Peter Zuckerman and Amanda Padoan explore the intersecting lives of Chhiring Dorje Sherpa and Pasang Lama, following them from their villages high in the Himalaya to the slums of Kathmandu, across the glaciers of Pakistan to K2 Base Camp. When disaster strikes in the Death Zone, Chhiring finds Pasang stranded on an ice wall, without an axe, waiting to die. The rescue that follows has become the stuff of mountaineering legend.
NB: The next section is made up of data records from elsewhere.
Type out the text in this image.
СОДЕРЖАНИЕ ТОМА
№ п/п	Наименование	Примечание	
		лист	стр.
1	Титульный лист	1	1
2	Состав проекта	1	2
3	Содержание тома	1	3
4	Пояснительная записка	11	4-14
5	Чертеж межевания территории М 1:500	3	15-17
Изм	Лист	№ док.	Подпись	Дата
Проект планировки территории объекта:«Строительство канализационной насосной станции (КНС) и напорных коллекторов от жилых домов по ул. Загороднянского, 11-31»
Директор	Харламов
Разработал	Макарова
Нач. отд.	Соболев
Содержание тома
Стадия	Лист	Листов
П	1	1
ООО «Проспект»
At once a gripping, white-knuckled adventure and a rich exploration of Sherpa customs and culture, Buried in the Sky re-creates one of the most dramatic catastrophes in alpine history from a fascinating new perspective.

Editorial Reviews

Peter Matthiessen
“I admired Buried in the Sky and enjoyed it, too. ...[T]he authors did their homework and wrote their story well... credit is given at long last to those who deserve it most.”
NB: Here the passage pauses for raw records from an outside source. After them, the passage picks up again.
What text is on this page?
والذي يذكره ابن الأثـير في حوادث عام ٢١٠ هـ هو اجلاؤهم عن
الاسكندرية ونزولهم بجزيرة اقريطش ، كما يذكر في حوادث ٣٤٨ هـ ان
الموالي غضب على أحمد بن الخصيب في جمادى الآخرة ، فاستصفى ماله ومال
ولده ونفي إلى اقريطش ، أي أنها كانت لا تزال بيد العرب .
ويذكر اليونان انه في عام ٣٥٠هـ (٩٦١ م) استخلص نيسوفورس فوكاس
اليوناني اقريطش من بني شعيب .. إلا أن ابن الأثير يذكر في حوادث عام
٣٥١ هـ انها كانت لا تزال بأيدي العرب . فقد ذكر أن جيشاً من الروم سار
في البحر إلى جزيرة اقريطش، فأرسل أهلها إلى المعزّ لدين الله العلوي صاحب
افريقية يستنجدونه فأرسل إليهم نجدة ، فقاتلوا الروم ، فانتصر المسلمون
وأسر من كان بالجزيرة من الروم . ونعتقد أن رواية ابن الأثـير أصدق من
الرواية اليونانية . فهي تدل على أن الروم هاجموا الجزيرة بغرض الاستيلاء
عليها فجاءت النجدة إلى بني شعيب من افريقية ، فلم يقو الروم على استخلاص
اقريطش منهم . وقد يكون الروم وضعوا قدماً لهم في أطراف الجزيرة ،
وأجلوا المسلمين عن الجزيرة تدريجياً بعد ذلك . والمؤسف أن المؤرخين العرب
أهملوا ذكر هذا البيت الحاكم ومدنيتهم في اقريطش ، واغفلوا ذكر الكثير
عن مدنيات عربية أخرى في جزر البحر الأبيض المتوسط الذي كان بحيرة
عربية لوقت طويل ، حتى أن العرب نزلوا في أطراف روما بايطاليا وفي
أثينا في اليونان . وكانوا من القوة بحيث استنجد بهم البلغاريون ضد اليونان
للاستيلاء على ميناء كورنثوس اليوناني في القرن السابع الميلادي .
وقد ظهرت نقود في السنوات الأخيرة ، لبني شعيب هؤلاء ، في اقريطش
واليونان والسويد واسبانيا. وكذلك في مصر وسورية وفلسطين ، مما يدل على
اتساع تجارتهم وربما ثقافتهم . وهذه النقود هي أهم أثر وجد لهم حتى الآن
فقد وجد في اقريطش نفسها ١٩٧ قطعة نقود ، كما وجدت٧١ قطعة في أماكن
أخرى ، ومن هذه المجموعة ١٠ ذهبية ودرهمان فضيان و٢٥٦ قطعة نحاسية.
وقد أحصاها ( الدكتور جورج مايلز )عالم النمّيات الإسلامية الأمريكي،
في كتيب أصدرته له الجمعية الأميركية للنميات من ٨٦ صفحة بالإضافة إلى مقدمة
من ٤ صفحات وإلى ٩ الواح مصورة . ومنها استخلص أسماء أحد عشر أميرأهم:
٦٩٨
Men's Journal - Matthew Power
“A work of obsessive reporting. The authors (who are cousins) traveled across the world, conducting extensive interviews with nearly every person who was on the mountain in 2008 and using digital forensics to analyze the photographs taken that day. They weave a narrative that is hair­raising and moving, but also precise—crucial given the technical complexities of expeditions and the often-hazy recollections of traumatized survivors. But what makes their book an indispensable addition to the genre is the way the authors explore the "cultural crevasse" underlying the ill-­fated expeditions on K2. They provide a long-­overdue historical correction to the familiar mountaineering story.”
Booklist - David Pitt
“[A] revelatory look at Sherpa history and culture…. Highly recommended.”
Smithsonian Magazine
“…[T]he authors’ commendable documentary about the people who carry the gear is overtaken by the chilling adventure story of one terrible day on the mountain.”
Wall Street Journal
“Enthralling… phenomenal research and vivid writing create a memorable portrait not only of the events on the mountain but also of the people who make modern high-altitude climbing possible.”
Minneapolis Star Tribune
“Although Everest is the tallest mountain on earth, K2, “the Savage Mountain,” is a more difficult—and deadly— peak, and this compelling story brought back from its slopes is a worthy tale about a little-known aspect of these high-stakes climbs.”
Bookpage
“Fast-paced and well researched …a must-read for anyone fascinated by the people and politics of high-altitude mountaineering.”
Deseret News
“Gripping… An absorbing book that goes beyond the typical mountaineering tale. …This book is mesmerizing.”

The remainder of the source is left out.